GRACE joined a number of top faculty in the area of hematology in Whistler BC, for the 3rd Annual Summit on Hematologic Malignancies. Jennifer Brown, MD, PhD, Director of the CLL Center at the Dana-Farber Cancer Institute spoke with GRACE and provided a provoking and educational discussion on FCR vs. BR – is one better than the other?

TRANSCRIPT

FCR v BR? Is one better?

Jennifer Brown, MD, PhD, Director of the CLL Center at the Dana-Farber Cancer Institute

Now I’m going to talk about the choice in chemoimmunotherapy, FCR (fludarabine, cyclophosphamide and rituximab) vs BR. FCR has been our standard therapy for previously untreated fit patients with CLL under about the age of 70. BR (bendamustine and rituximab) is a relatively newer therapy which had been studied in a couple of phase II trials, smaller single arm trials, and looked rather promising.

For that reason, it was studied in a head-to-head trial against FCR in fact. This was the CLL10 study of the German CLL study group. They took fit patients of any age, as long as they had very good renal function and no major medical comorbidities, and they randomly assigned them to receive FCR vs BR. They found that FCR was better in terms of the likelihood of inducing complete remission where there is no detectable disease and the likelihood of making patients MRD negative where even with a very highly sensitive test we can’t find any disease, which is likely the first step to cure. It was better in terms of the overall likelihood of how long the disease stayed away. However; there was no difference in the overall survival. In this particular study there was a bit more toxicity with the BR, which is in part because there was no planned use of supportive care measures like growth factors and antibiotic prophylaxis which are very commonly used in these regimens and I would certainly recommend that anyone who’s getting FCR or BR  get because it reduces the toxicity significantly.

In addition, we now have long-term follow-up data from three different studies showing that FCR results in possible cure in about half the patients, those who have mutated IGH without high risk cytogenetics. They have a 60% chance of long-term remission and at that time many have no detectable disease even with highly sensitive tests. There is absolutely no evidence at all that BR has any potential to result in this possible cure because after BR there’s continuous relapse.

For a person who is eligible for chemoimmunotherapy considering this treatment, FCR is preferred to BR, especially if they are under 65 and have no medical problems. In the trial that directly compared these chemo regimens head-to-head, in the patients over 65 some of the toxicity was worse in FCR compared to BR. Again, that was partly because they did not use antibody prophylaxis or growth factors, which would have helped.
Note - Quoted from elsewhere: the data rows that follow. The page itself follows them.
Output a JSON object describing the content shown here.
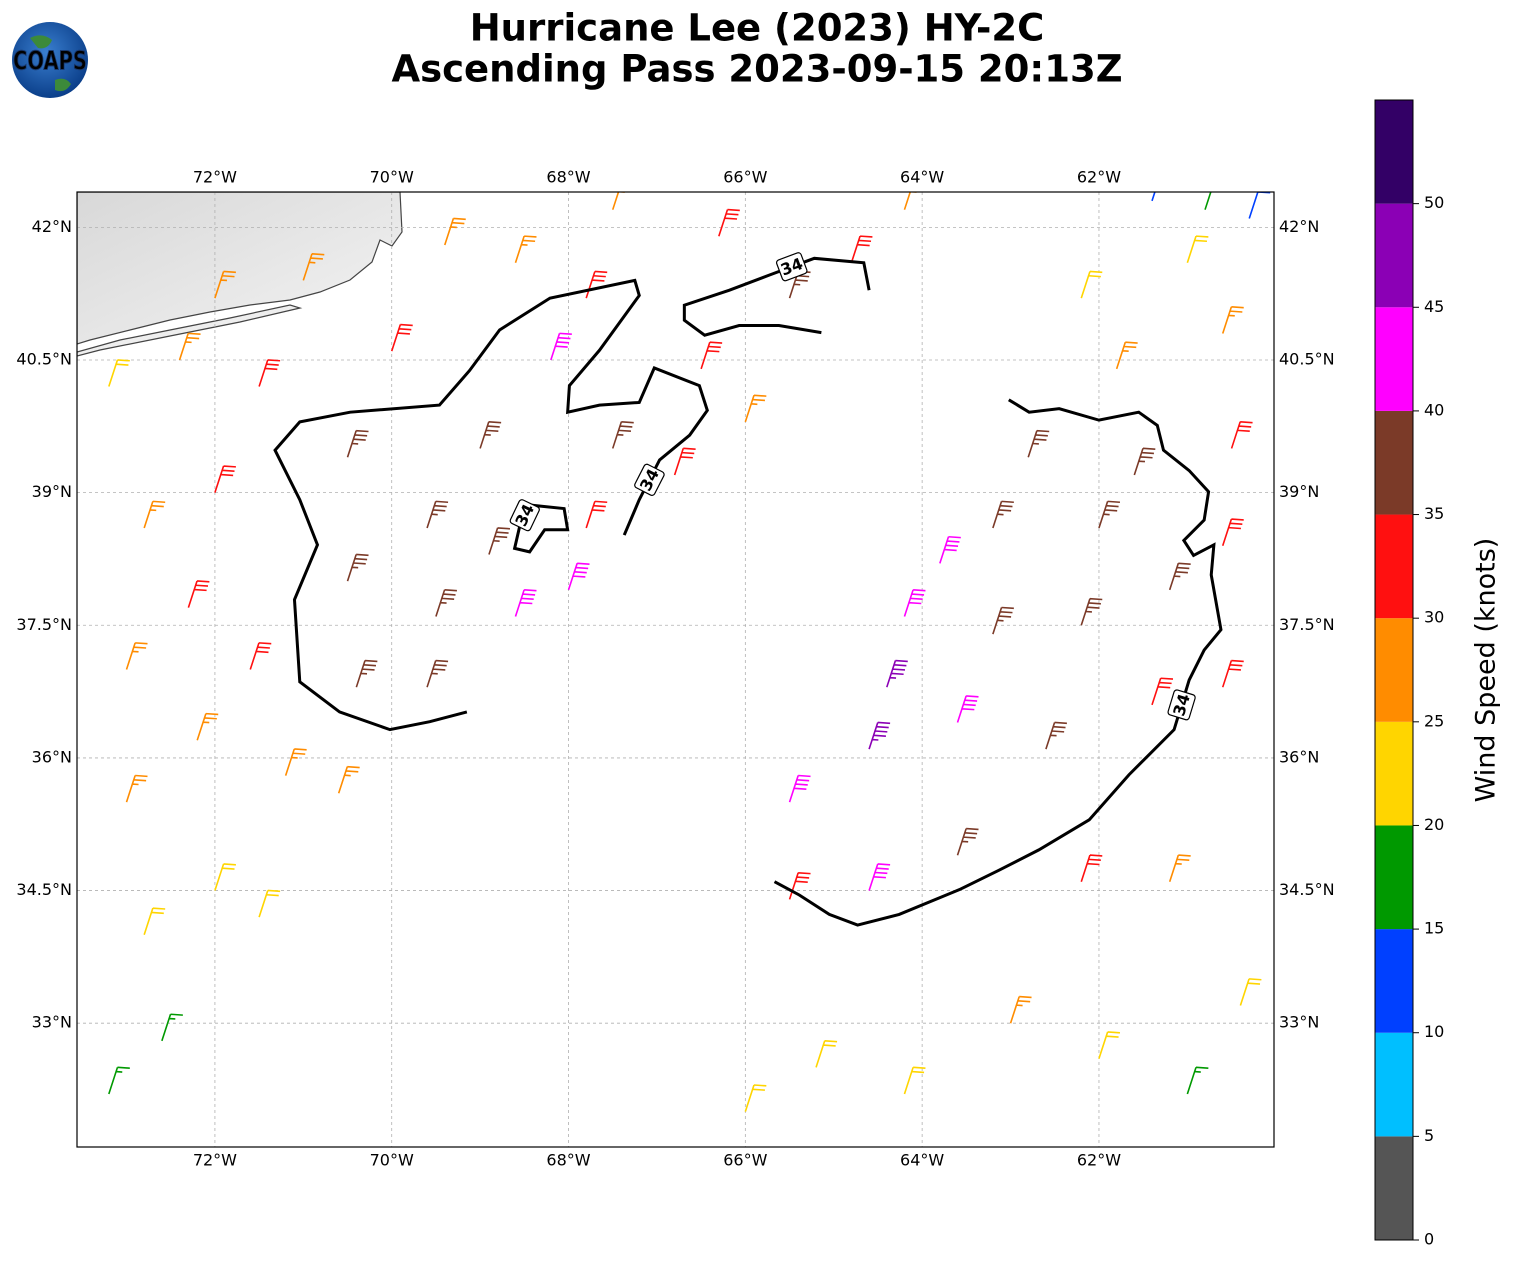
{
  "title": [
    "Hurricane Lee (2023) HY-2C",
    "Ascending Pass 2023-09-15 20:13Z"
  ],
  "logo": "COAPS",
  "xlim": [
    -73.56,
    -60.02
  ],
  "ylim": [
    31.6,
    42.4
  ],
  "xticks": [
    {
      "value": -72,
      "label": "72°W"
    },
    {
      "value": -70,
      "label": "70°W"
    },
    {
      "value": -68,
      "label": "68°W"
    },
    {
      "value": -66,
      "label": "66°W"
    },
    {
      "value": -64,
      "label": "64°W"
    },
    {
      "value": -62,
      "label": "62°W"
    }
  ],
  "yticks": [
    {
      "value": 33,
      "label": "33°N"
    },
    {
      "value": 34.5,
      "label": "34.5°N"
    },
    {
      "value": 36,
      "label": "36°N"
    },
    {
      "value": 37.5,
      "label": "37.5°N"
    },
    {
      "value": 39,
      "label": "39°N"
    },
    {
      "value": 40.5,
      "label": "40.5°N"
    },
    {
      "value": 42,
      "label": "42°N"
    }
  ],
  "grid": true,
  "colorbar": {
    "label": "Wind Speed (knots)",
    "lim": [
      0,
      55
    ],
    "bounds": [
      0,
      5,
      10,
      15,
      20,
      25,
      30,
      35,
      40,
      45,
      50,
      55
    ],
    "colors": [
      "#555555",
      "#00bfff",
      "#0040ff",
      "#009900",
      "#ffd500",
      "#ff8c00",
      "#ff1010",
      "#7b3a28",
      "#ff00ff",
      "#8b00b5",
      "#330066"
    ],
    "ticks": [
      0,
      5,
      10,
      15,
      20,
      25,
      30,
      35,
      40,
      45,
      50
    ]
  },
  "contours": [
    {
      "level": 34,
      "lon": [
        -69.15,
        -69.57,
        -70.02,
        -70.59,
        -71.04,
        -71.1,
        -70.84,
        -71.04,
        -71.32,
        -71.04,
        -70.47,
        -69.46,
        -69.12,
        -68.78,
        -68.21,
        -67.25,
        -67.2,
        -67.65,
        -67.99,
        -68.01,
        -67.65,
        -67.2,
        -67.03,
        -66.52,
        -66.43,
        -66.63,
        -66.97,
        -67.2,
        -67.37
      ],
      "lat": [
        36.52,
        36.41,
        36.32,
        36.52,
        36.86,
        37.79,
        38.41,
        38.92,
        39.48,
        39.8,
        39.91,
        39.99,
        40.38,
        40.84,
        41.2,
        41.4,
        41.23,
        40.61,
        40.21,
        39.91,
        39.99,
        40.02,
        40.41,
        40.21,
        39.93,
        39.65,
        39.37,
        38.92,
        38.52
      ]
    },
    {
      "level": 34,
      "lon": [
        -68.55,
        -68.61,
        -68.44,
        -68.27,
        -68.01,
        -68.05,
        -68.44,
        -68.55
      ],
      "lat": [
        38.63,
        38.37,
        38.33,
        38.58,
        38.58,
        38.82,
        38.86,
        38.63
      ]
    },
    {
      "level": 34,
      "lon": [
        -64.6,
        -64.66,
        -65.22,
        -65.73,
        -66.18,
        -66.69,
        -66.69,
        -66.46,
        -66.07,
        -65.62,
        -65.14
      ],
      "lat": [
        41.29,
        41.6,
        41.65,
        41.46,
        41.29,
        41.12,
        40.95,
        40.78,
        40.89,
        40.89,
        40.81
      ]
    },
    {
      "level": 34,
      "lon": [
        -63.02,
        -62.79,
        -62.45,
        -62.0,
        -61.55,
        -61.34,
        -61.27,
        -60.98,
        -60.76,
        -60.81,
        -61.04,
        -60.93,
        -60.7,
        -60.73,
        -60.62,
        -60.81,
        -60.98,
        -61.15,
        -61.44,
        -61.66,
        -62.11,
        -62.68,
        -63.13,
        -63.58,
        -64.26,
        -64.73,
        -65.05,
        -65.39,
        -65.67
      ],
      "lat": [
        40.05,
        39.91,
        39.95,
        39.82,
        39.91,
        39.76,
        39.48,
        39.25,
        39.01,
        38.69,
        38.46,
        38.29,
        38.41,
        38.07,
        37.45,
        37.22,
        36.88,
        36.32,
        36.03,
        35.81,
        35.3,
        34.96,
        34.73,
        34.51,
        34.23,
        34.11,
        34.23,
        34.45,
        34.6
      ]
    }
  ],
  "wind": [
    {
      "lon": -73.2,
      "lat": 32.2,
      "speed": 18
    },
    {
      "lon": -72.6,
      "lat": 32.8,
      "speed": 18
    },
    {
      "lon": -72.8,
      "lat": 34,
      "speed": 23
    },
    {
      "lon": -72,
      "lat": 34.5,
      "speed": 24
    },
    {
      "lon": -71.5,
      "lat": 34.2,
      "speed": 24
    },
    {
      "lon": -73,
      "lat": 35.5,
      "speed": 26
    },
    {
      "lon": -72.2,
      "lat": 36.2,
      "speed": 28
    },
    {
      "lon": -71.2,
      "lat": 35.8,
      "speed": 27
    },
    {
      "lon": -70.6,
      "lat": 35.6,
      "speed": 28
    },
    {
      "lon": -73,
      "lat": 37,
      "speed": 27
    },
    {
      "lon": -72.3,
      "lat": 37.7,
      "speed": 30
    },
    {
      "lon": -71.6,
      "lat": 37,
      "speed": 32
    },
    {
      "lon": -70.4,
      "lat": 36.8,
      "speed": 37
    },
    {
      "lon": -69.6,
      "lat": 36.8,
      "speed": 38
    },
    {
      "lon": -72.8,
      "lat": 38.6,
      "speed": 27
    },
    {
      "lon": -72,
      "lat": 39,
      "speed": 32
    },
    {
      "lon": -70.5,
      "lat": 38,
      "speed": 38
    },
    {
      "lon": -69.5,
      "lat": 37.6,
      "speed": 38
    },
    {
      "lon": -68.6,
      "lat": 37.6,
      "speed": 42
    },
    {
      "lon": -68,
      "lat": 37.9,
      "speed": 42
    },
    {
      "lon": -73.2,
      "lat": 40.2,
      "speed": 22
    },
    {
      "lon": -72.4,
      "lat": 40.5,
      "speed": 28
    },
    {
      "lon": -71.5,
      "lat": 40.2,
      "speed": 32
    },
    {
      "lon": -70.5,
      "lat": 39.4,
      "speed": 37
    },
    {
      "lon": -69.6,
      "lat": 38.6,
      "speed": 38
    },
    {
      "lon": -68.9,
      "lat": 38.3,
      "speed": 37
    },
    {
      "lon": -67.8,
      "lat": 38.6,
      "speed": 33
    },
    {
      "lon": -72,
      "lat": 41.2,
      "speed": 27
    },
    {
      "lon": -71,
      "lat": 41.4,
      "speed": 28
    },
    {
      "lon": -70,
      "lat": 40.6,
      "speed": 32
    },
    {
      "lon": -69,
      "lat": 39.5,
      "speed": 38
    },
    {
      "lon": -68.2,
      "lat": 40.5,
      "speed": 42
    },
    {
      "lon": -67.5,
      "lat": 39.5,
      "speed": 38
    },
    {
      "lon": -66.8,
      "lat": 39.2,
      "speed": 31
    },
    {
      "lon": -69.4,
      "lat": 41.8,
      "speed": 27
    },
    {
      "lon": -68.6,
      "lat": 41.6,
      "speed": 28
    },
    {
      "lon": -67.8,
      "lat": 41.2,
      "speed": 33
    },
    {
      "lon": -66.5,
      "lat": 40.4,
      "speed": 33
    },
    {
      "lon": -66,
      "lat": 39.8,
      "speed": 27
    },
    {
      "lon": -67.5,
      "lat": 42.2,
      "speed": 28
    },
    {
      "lon": -66.3,
      "lat": 41.9,
      "speed": 31
    },
    {
      "lon": -65.5,
      "lat": 41.2,
      "speed": 37
    },
    {
      "lon": -64.8,
      "lat": 41.6,
      "speed": 34
    },
    {
      "lon": -64.2,
      "lat": 42.2,
      "speed": 29
    },
    {
      "lon": -66,
      "lat": 32,
      "speed": 22
    },
    {
      "lon": -65.2,
      "lat": 32.5,
      "speed": 23
    },
    {
      "lon": -64.2,
      "lat": 32.2,
      "speed": 24
    },
    {
      "lon": -63,
      "lat": 33,
      "speed": 25
    },
    {
      "lon": -62,
      "lat": 32.6,
      "speed": 24
    },
    {
      "lon": -61,
      "lat": 32.2,
      "speed": 17
    },
    {
      "lon": -60.4,
      "lat": 33.2,
      "speed": 24
    },
    {
      "lon": -65.5,
      "lat": 34.4,
      "speed": 30
    },
    {
      "lon": -64.6,
      "lat": 34.5,
      "speed": 43
    },
    {
      "lon": -63.6,
      "lat": 34.9,
      "speed": 38
    },
    {
      "lon": -62.2,
      "lat": 34.6,
      "speed": 30
    },
    {
      "lon": -61.2,
      "lat": 34.6,
      "speed": 28
    },
    {
      "lon": -65.5,
      "lat": 35.5,
      "speed": 43
    },
    {
      "lon": -64.6,
      "lat": 36.1,
      "speed": 47
    },
    {
      "lon": -64.4,
      "lat": 36.8,
      "speed": 49
    },
    {
      "lon": -63.6,
      "lat": 36.4,
      "speed": 43
    },
    {
      "lon": -62.6,
      "lat": 36.1,
      "speed": 38
    },
    {
      "lon": -61.4,
      "lat": 36.6,
      "speed": 33
    },
    {
      "lon": -60.6,
      "lat": 36.8,
      "speed": 32
    },
    {
      "lon": -64.2,
      "lat": 37.6,
      "speed": 43
    },
    {
      "lon": -63.2,
      "lat": 37.4,
      "speed": 38
    },
    {
      "lon": -62.2,
      "lat": 37.5,
      "speed": 37
    },
    {
      "lon": -61.2,
      "lat": 37.9,
      "speed": 37
    },
    {
      "lon": -60.6,
      "lat": 38.4,
      "speed": 32
    },
    {
      "lon": -63.2,
      "lat": 38.6,
      "speed": 37
    },
    {
      "lon": -62,
      "lat": 38.6,
      "speed": 38
    },
    {
      "lon": -63.8,
      "lat": 38.2,
      "speed": 43
    },
    {
      "lon": -62.8,
      "lat": 39.4,
      "speed": 37
    },
    {
      "lon": -61.6,
      "lat": 39.2,
      "speed": 37
    },
    {
      "lon": -60.5,
      "lat": 39.5,
      "speed": 30
    },
    {
      "lon": -61.8,
      "lat": 40.4,
      "speed": 27
    },
    {
      "lon": -60.6,
      "lat": 40.8,
      "speed": 26
    },
    {
      "lon": -62.2,
      "lat": 41.2,
      "speed": 24
    },
    {
      "lon": -61,
      "lat": 41.6,
      "speed": 22
    },
    {
      "lon": -60.8,
      "lat": 42.2,
      "speed": 18
    },
    {
      "lon": -61.4,
      "lat": 42.3,
      "speed": 12
    },
    {
      "lon": -60.3,
      "lat": 42.1,
      "speed": 13
    }
  ]
}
With that being said, it could be reasonable to use BR, particularly in this older patient population, but it has to be recognized that you will be giving up in a potential for possible long-term cure with FCR. There is a fundamental distinction between these two chemotherapy regimens in that context. I would note, however, that over a certain age of about 70, the use of FCR can potentially be dangerous especially if the person has reduced renal function or bone marrow that has suffered prior insults. We can’t always tell that ahead of time, so for patients over 70 it’s generally not a good idea to consider FCR, unless your health is extremely good and laboratory tests indicate very good renal function. There is a small subset for whom it’s safe, who meet the criteria of entry for that randomized trial, but otherwise, unfortunately, in general that regime probably should not be used in older patients and other options like BR or ibrutinib can potentially be considered.